We are proud to represent the New York Pet Welfare Association, whose members include purposely-bred dog owners, breeders, wholesalers, pet stores and veterinarians from across the country. This association, like many other hard-working, animal-loving businesses and individuals, has been increasingly under assault by wealthy nonprofit and retail rescue organizations, including ASPCA and HSUS, (“Retail Rescue Organizations”) intent on eliminating the only source of healthy, humanely-raised, highly regulated puppies in this country.
Over the next several blogs I will describe the legal challenges facing the interstate pet market, including the NYPWA and its members in New York City.
New York City adopted a law which was drafted to essentially eliminate pet stores as a source of pets for City residents—actions that necessarily impact interstate commerce as will be discussed. The law favors the Mayor’s Alliance for NYC’s Animals, the City’s animal shelter (Animal Care & Control) and Retail Rescue Organizations that, despite their “nonprofit” status, are profiting handsomely from their transactions with pets, particularly dogs. As deputy commissioner of the New York City Department of Health and Mental Hygiene Daniel Kass testified, the intended effect of this law is to make it “more difficult to acquire [dogs and cats] through pet shops, or more expensive to acquire puppies or kittens from breeders. We hope that, overall, the expanded regulation of pet shops will encourage New Yorkers to adopt from shelters run by Animal Care and Control.”
The City law bans sales to pet stores from all Class B licensees (whom USDA licenses as wholesalers who purchase from breeders and sell to pet stores) no matter how well they take of their animals. There are no stricter standards required for these licensees to comply with. In fact, the law, as it pertains to Class B’s, has no standards at all. As long as you qualify for and have obtained a USDA Class B license, you can no longer sell to pet stores in the City.

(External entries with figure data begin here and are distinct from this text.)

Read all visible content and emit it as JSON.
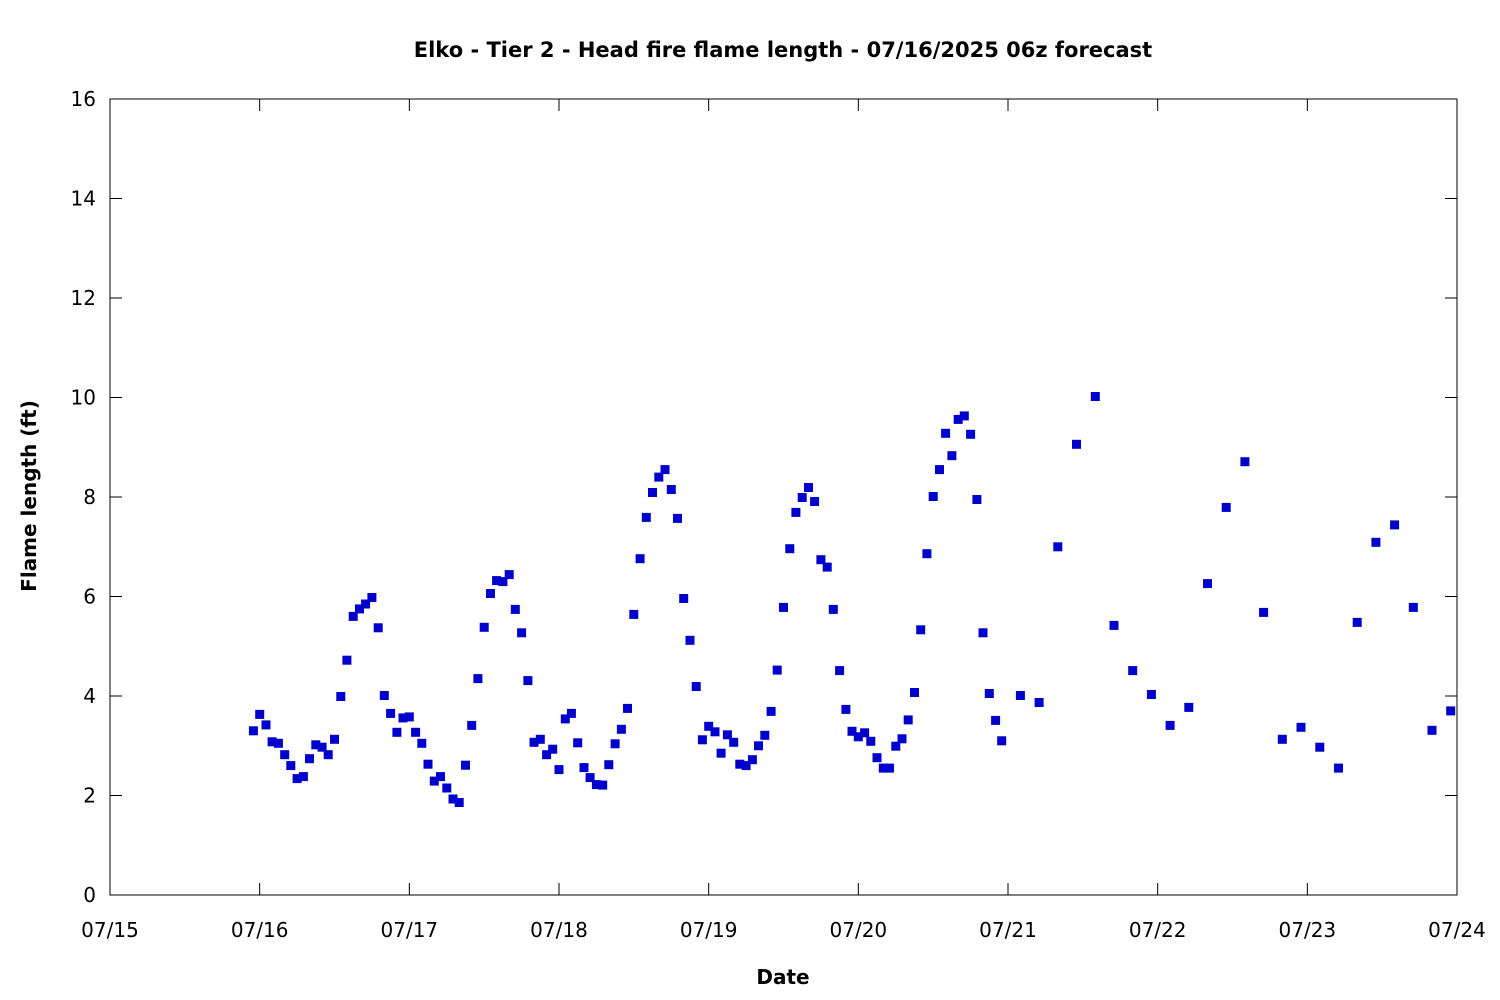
{
  "chart_data": {
    "type": "scatter",
    "title": "Elko - Tier 2 - Head fire flame length - 07/16/2025 06z forecast",
    "xlabel": "Date",
    "ylabel": "Flame length (ft)",
    "xlim": [
      "07/15",
      "07/24"
    ],
    "ylim": [
      0,
      16
    ],
    "x_ticks": [
      "07/15",
      "07/16",
      "07/17",
      "07/18",
      "07/19",
      "07/20",
      "07/21",
      "07/22",
      "07/23",
      "07/24"
    ],
    "y_ticks": [
      0,
      2,
      4,
      6,
      8,
      10,
      12,
      14,
      16
    ],
    "grid": false,
    "legend": "none",
    "marker_color": "#0000cc",
    "series": [
      {
        "x_unit": "days after 07/15 00z",
        "points": [
          [
            0.958,
            3.3
          ],
          [
            1.0,
            3.63
          ],
          [
            1.042,
            3.42
          ],
          [
            1.083,
            3.08
          ],
          [
            1.125,
            3.05
          ],
          [
            1.167,
            2.82
          ],
          [
            1.208,
            2.6
          ],
          [
            1.25,
            2.34
          ],
          [
            1.292,
            2.38
          ],
          [
            1.333,
            2.74
          ],
          [
            1.375,
            3.02
          ],
          [
            1.417,
            2.97
          ],
          [
            1.458,
            2.82
          ],
          [
            1.5,
            3.13
          ],
          [
            1.542,
            3.99
          ],
          [
            1.583,
            4.72
          ],
          [
            1.625,
            5.6
          ],
          [
            1.667,
            5.75
          ],
          [
            1.708,
            5.85
          ],
          [
            1.75,
            5.98
          ],
          [
            1.792,
            5.37
          ],
          [
            1.833,
            4.01
          ],
          [
            1.875,
            3.65
          ],
          [
            1.917,
            3.27
          ],
          [
            1.958,
            3.56
          ],
          [
            2.0,
            3.58
          ],
          [
            2.042,
            3.27
          ],
          [
            2.083,
            3.05
          ],
          [
            2.125,
            2.63
          ],
          [
            2.167,
            2.29
          ],
          [
            2.208,
            2.38
          ],
          [
            2.25,
            2.15
          ],
          [
            2.292,
            1.93
          ],
          [
            2.333,
            1.86
          ],
          [
            2.375,
            2.61
          ],
          [
            2.417,
            3.41
          ],
          [
            2.458,
            4.35
          ],
          [
            2.5,
            5.38
          ],
          [
            2.542,
            6.06
          ],
          [
            2.583,
            6.32
          ],
          [
            2.625,
            6.3
          ],
          [
            2.667,
            6.44
          ],
          [
            2.708,
            5.74
          ],
          [
            2.75,
            5.27
          ],
          [
            2.792,
            4.31
          ],
          [
            2.833,
            3.07
          ],
          [
            2.875,
            3.13
          ],
          [
            2.917,
            2.82
          ],
          [
            2.958,
            2.93
          ],
          [
            3.0,
            2.52
          ],
          [
            3.042,
            3.54
          ],
          [
            3.083,
            3.65
          ],
          [
            3.125,
            3.06
          ],
          [
            3.167,
            2.56
          ],
          [
            3.208,
            2.36
          ],
          [
            3.25,
            2.22
          ],
          [
            3.292,
            2.21
          ],
          [
            3.333,
            2.62
          ],
          [
            3.375,
            3.04
          ],
          [
            3.417,
            3.33
          ],
          [
            3.458,
            3.75
          ],
          [
            3.5,
            5.64
          ],
          [
            3.542,
            6.76
          ],
          [
            3.583,
            7.59
          ],
          [
            3.625,
            8.09
          ],
          [
            3.667,
            8.4
          ],
          [
            3.708,
            8.55
          ],
          [
            3.75,
            8.15
          ],
          [
            3.792,
            7.57
          ],
          [
            3.833,
            5.96
          ],
          [
            3.875,
            5.12
          ],
          [
            3.917,
            4.19
          ],
          [
            3.958,
            3.12
          ],
          [
            4.0,
            3.39
          ],
          [
            4.042,
            3.28
          ],
          [
            4.083,
            2.85
          ],
          [
            4.125,
            3.22
          ],
          [
            4.167,
            3.07
          ],
          [
            4.208,
            2.63
          ],
          [
            4.25,
            2.6
          ],
          [
            4.292,
            2.72
          ],
          [
            4.333,
            3.0
          ],
          [
            4.375,
            3.21
          ],
          [
            4.417,
            3.69
          ],
          [
            4.458,
            4.52
          ],
          [
            4.5,
            5.78
          ],
          [
            4.542,
            6.96
          ],
          [
            4.583,
            7.69
          ],
          [
            4.625,
            7.99
          ],
          [
            4.667,
            8.19
          ],
          [
            4.708,
            7.91
          ],
          [
            4.75,
            6.74
          ],
          [
            4.792,
            6.59
          ],
          [
            4.833,
            5.74
          ],
          [
            4.875,
            4.51
          ],
          [
            4.917,
            3.73
          ],
          [
            4.958,
            3.29
          ],
          [
            5.0,
            3.18
          ],
          [
            5.042,
            3.26
          ],
          [
            5.083,
            3.09
          ],
          [
            5.125,
            2.76
          ],
          [
            5.167,
            2.55
          ],
          [
            5.208,
            2.55
          ],
          [
            5.25,
            2.99
          ],
          [
            5.292,
            3.14
          ],
          [
            5.333,
            3.52
          ],
          [
            5.375,
            4.07
          ],
          [
            5.417,
            5.33
          ],
          [
            5.458,
            6.86
          ],
          [
            5.5,
            8.01
          ],
          [
            5.542,
            8.55
          ],
          [
            5.583,
            9.28
          ],
          [
            5.625,
            8.83
          ],
          [
            5.667,
            9.56
          ],
          [
            5.708,
            9.63
          ],
          [
            5.75,
            9.26
          ],
          [
            5.792,
            7.95
          ],
          [
            5.833,
            5.27
          ],
          [
            5.875,
            4.05
          ],
          [
            5.917,
            3.51
          ],
          [
            5.958,
            3.1
          ],
          [
            6.083,
            4.01
          ],
          [
            6.208,
            3.87
          ],
          [
            6.333,
            7.0
          ],
          [
            6.458,
            9.06
          ],
          [
            6.583,
            10.02
          ],
          [
            6.708,
            5.42
          ],
          [
            6.833,
            4.51
          ],
          [
            6.958,
            4.03
          ],
          [
            7.083,
            3.41
          ],
          [
            7.208,
            3.77
          ],
          [
            7.333,
            6.26
          ],
          [
            7.458,
            7.79
          ],
          [
            7.583,
            8.71
          ],
          [
            7.708,
            5.68
          ],
          [
            7.833,
            3.13
          ],
          [
            7.958,
            3.37
          ],
          [
            8.083,
            2.97
          ],
          [
            8.208,
            2.55
          ],
          [
            8.333,
            5.48
          ],
          [
            8.458,
            7.09
          ],
          [
            8.583,
            7.44
          ],
          [
            8.708,
            5.78
          ],
          [
            8.833,
            3.31
          ],
          [
            8.958,
            3.7
          ]
        ]
      }
    ]
  }
}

The City law also limits sales to pet stores from Class A breeders, as long as they have not been finally determined to have violated the Animal Welfare Act (AWA) within a specified number of years. Only a USDA Administrative Law Judge can make a final determination of such a violation. However, commonly, the Retail Rescue Organizations intentionally misrepresent that findings on USDA inspection reports are violations of the AWA. They are not. Noncompliant items on inspection reports are not considered finally determined violations of the AWA.
By limiting sales to pet stores from Class A breeders, the law silently prohibits sales from hobby breeders to pet stores—those with 4 or fewer breeding females that USDA has exempted from licensure after finding that they meet or exceed the humane standards of care required by federal law.

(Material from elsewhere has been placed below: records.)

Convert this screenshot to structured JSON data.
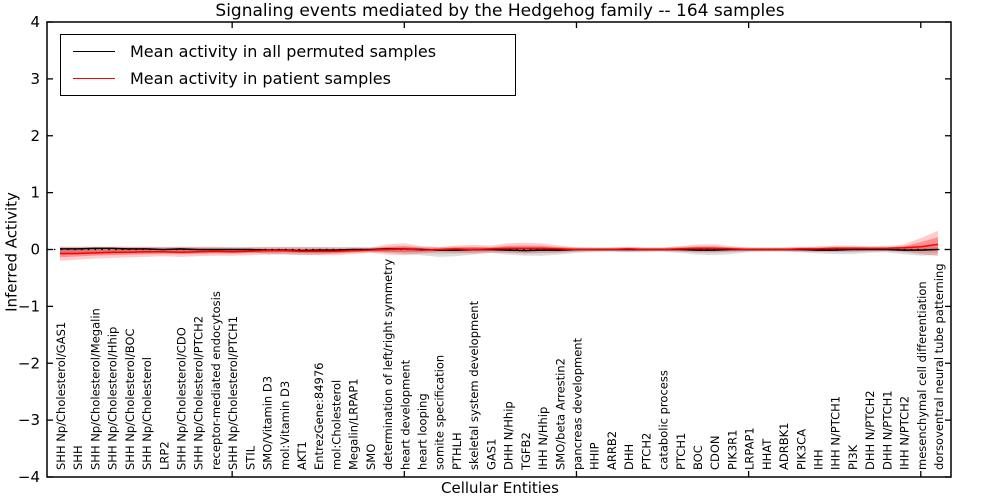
{
  "title": "Signaling events mediated by the Hedgehog family -- 164 samples",
  "axes": {
    "xlabel": "Cellular Entities",
    "ylabel": "Inferred Activity",
    "ylim": [
      -4,
      4
    ],
    "yticks": [
      -4,
      -3,
      -2,
      -1,
      0,
      1,
      2,
      3,
      4
    ],
    "frame_color": "#000000",
    "zero_line": true
  },
  "legend": {
    "items": [
      {
        "label": "Mean activity in all permuted samples",
        "color": "#000000"
      },
      {
        "label": "Mean activity in patient samples",
        "color": "#ff0000"
      }
    ]
  },
  "chart_data": {
    "type": "line",
    "title": "Signaling events mediated by the Hedgehog family -- 164 samples",
    "xlabel": "Cellular Entities",
    "ylabel": "Inferred Activity",
    "ylim": [
      -4,
      4
    ],
    "grid": false,
    "legend_position": "upper left",
    "categories": [
      "SHH Np/Cholesterol/GAS1",
      "SHH",
      "SHH Np/Cholesterol/Megalin",
      "SHH Np/Cholesterol/Hhip",
      "SHH Np/Cholesterol/BOC",
      "SHH Np/Cholesterol",
      "LRP2",
      "SHH Np/Cholesterol/CDO",
      "SHH Np/Cholesterol/PTCH2",
      "receptor-mediated endocytosis",
      "SHH Np/Cholesterol/PTCH1",
      "STIL",
      "SMO/Vitamin D3",
      "mol:Vitamin D3",
      "AKT1",
      "EntrezGene:84976",
      "mol:Cholesterol",
      "Megalin/LRPAP1",
      "SMO",
      "determination of left/right symmetry",
      "heart development",
      "heart looping",
      "somite specification",
      "PTHLH",
      "skeletal system development",
      "GAS1",
      "DHH N/Hhip",
      "TGFB2",
      "IHH N/Hhip",
      "SMO/beta Arrestin2",
      "pancreas development",
      "HHIP",
      "ARRB2",
      "DHH",
      "PTCH2",
      "catabolic process",
      "PTCH1",
      "BOC",
      "CDON",
      "PIK3R1",
      "LRPAP1",
      "HHAT",
      "ADRBK1",
      "PIK3CA",
      "IHH",
      "IHH N/PTCH1",
      "PI3K",
      "DHH N/PTCH2",
      "DHH N/PTCH1",
      "IHH N/PTCH2",
      "mesenchymal cell differentiation",
      "dorsoventral neural tube patterning"
    ],
    "series": [
      {
        "name": "Mean activity in all permuted samples",
        "color": "#000000",
        "values": [
          0.01,
          0.01,
          0.02,
          0.02,
          0.01,
          0.01,
          0.0,
          0.01,
          0.0,
          0.0,
          0.0,
          0.0,
          -0.01,
          -0.01,
          -0.02,
          -0.01,
          -0.01,
          0.0,
          0.0,
          0.01,
          0.01,
          0.0,
          -0.01,
          -0.01,
          0.0,
          0.0,
          -0.01,
          -0.02,
          -0.01,
          -0.01,
          0.0,
          0.0,
          0.0,
          0.0,
          0.0,
          0.0,
          0.0,
          -0.01,
          -0.01,
          0.0,
          0.0,
          0.0,
          0.0,
          0.0,
          -0.01,
          -0.01,
          0.0,
          0.0,
          0.0,
          -0.01,
          -0.01,
          0.0
        ]
      },
      {
        "name": "Mean activity in patient samples",
        "color": "#ff0000",
        "values": [
          -0.07,
          -0.07,
          -0.06,
          -0.05,
          -0.05,
          -0.04,
          -0.04,
          -0.05,
          -0.04,
          -0.03,
          -0.04,
          -0.03,
          -0.02,
          -0.02,
          -0.03,
          -0.03,
          -0.03,
          -0.02,
          -0.01,
          0.0,
          0.01,
          -0.01,
          0.0,
          0.01,
          0.0,
          0.01,
          0.02,
          0.02,
          0.02,
          0.01,
          0.0,
          0.0,
          0.0,
          0.01,
          0.0,
          0.0,
          0.01,
          0.02,
          0.02,
          0.01,
          0.0,
          0.0,
          0.0,
          0.01,
          0.01,
          0.02,
          0.02,
          0.02,
          0.02,
          0.03,
          0.05,
          0.09
        ]
      }
    ],
    "bands": [
      {
        "name": "permuted samples activity range",
        "color": "#000000",
        "outer_alpha": 0.13,
        "inner_alpha": 0.08,
        "upper": [
          0.05,
          0.05,
          0.05,
          0.05,
          0.05,
          0.05,
          0.04,
          0.05,
          0.04,
          0.04,
          0.04,
          0.04,
          0.05,
          0.05,
          0.05,
          0.05,
          0.04,
          0.04,
          0.04,
          0.05,
          0.06,
          0.05,
          0.05,
          0.05,
          0.05,
          0.04,
          0.05,
          0.05,
          0.05,
          0.05,
          0.04,
          0.04,
          0.04,
          0.04,
          0.04,
          0.04,
          0.05,
          0.05,
          0.05,
          0.04,
          0.04,
          0.04,
          0.04,
          0.04,
          0.05,
          0.05,
          0.05,
          0.04,
          0.04,
          0.05,
          0.06,
          0.05
        ],
        "lower": [
          -0.1,
          -0.09,
          -0.08,
          -0.08,
          -0.07,
          -0.07,
          -0.06,
          -0.07,
          -0.06,
          -0.06,
          -0.06,
          -0.05,
          -0.08,
          -0.09,
          -0.1,
          -0.09,
          -0.07,
          -0.06,
          -0.05,
          -0.06,
          -0.08,
          -0.1,
          -0.13,
          -0.12,
          -0.09,
          -0.06,
          -0.09,
          -0.11,
          -0.11,
          -0.09,
          -0.06,
          -0.05,
          -0.04,
          -0.05,
          -0.05,
          -0.04,
          -0.06,
          -0.09,
          -0.1,
          -0.08,
          -0.05,
          -0.04,
          -0.04,
          -0.05,
          -0.07,
          -0.08,
          -0.08,
          -0.06,
          -0.05,
          -0.08,
          -0.11,
          -0.09
        ]
      },
      {
        "name": "patient samples activity range",
        "color": "#ff0000",
        "outer_alpha": 0.2,
        "inner_alpha": 0.3,
        "upper": [
          0.05,
          0.05,
          0.05,
          0.05,
          0.05,
          0.05,
          0.05,
          0.05,
          0.05,
          0.05,
          0.04,
          0.04,
          0.04,
          0.04,
          0.04,
          0.04,
          0.04,
          0.04,
          0.03,
          0.09,
          0.11,
          0.06,
          0.04,
          0.07,
          0.08,
          0.07,
          0.11,
          0.12,
          0.11,
          0.07,
          0.04,
          0.03,
          0.03,
          0.05,
          0.03,
          0.03,
          0.06,
          0.09,
          0.09,
          0.06,
          0.03,
          0.03,
          0.03,
          0.05,
          0.05,
          0.07,
          0.07,
          0.06,
          0.06,
          0.09,
          0.2,
          0.33
        ],
        "lower": [
          -0.2,
          -0.18,
          -0.16,
          -0.15,
          -0.14,
          -0.13,
          -0.12,
          -0.13,
          -0.12,
          -0.11,
          -0.11,
          -0.1,
          -0.09,
          -0.08,
          -0.09,
          -0.1,
          -0.1,
          -0.08,
          -0.06,
          -0.09,
          -0.1,
          -0.07,
          -0.05,
          -0.06,
          -0.07,
          -0.06,
          -0.06,
          -0.07,
          -0.06,
          -0.06,
          -0.04,
          -0.03,
          -0.03,
          -0.04,
          -0.03,
          -0.03,
          -0.04,
          -0.05,
          -0.05,
          -0.04,
          -0.03,
          -0.03,
          -0.03,
          -0.04,
          -0.04,
          -0.04,
          -0.04,
          -0.03,
          -0.03,
          -0.04,
          -0.08,
          -0.12
        ]
      }
    ]
  }
}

In addition to these sourcing restrictions, which animal shelters and rescues are expressly exempt from, the law requires that pet stores sell only dogs and cats that are spayed or neutered as long as they weigh a mere 2 pounds and are at least 8 weeks old. Despite testimony from veterinarians, including those with expertise in the field of animal reproduction, informing the City that such a requirement will unnecessarily harm many puppies and kill some, the City has not amended this law.
This law, as we have alleged, impermissibly discriminates against interstate commerce and creates an insurmountable obstacle for the entire interstate pet market to comply with the enforcement mechanisms set forth in the AWA and related regulations, which includes a robust licensing scheme for breeders, wholesalers, and retail operations. The law similarly creates an insurmountable obstacle for veterinarians and pet stores to comply with state laws governing veterinary medicine and also the draconian provisions mandating sterilization of pets before sale.
These issues will be discussed separately in upcoming posts.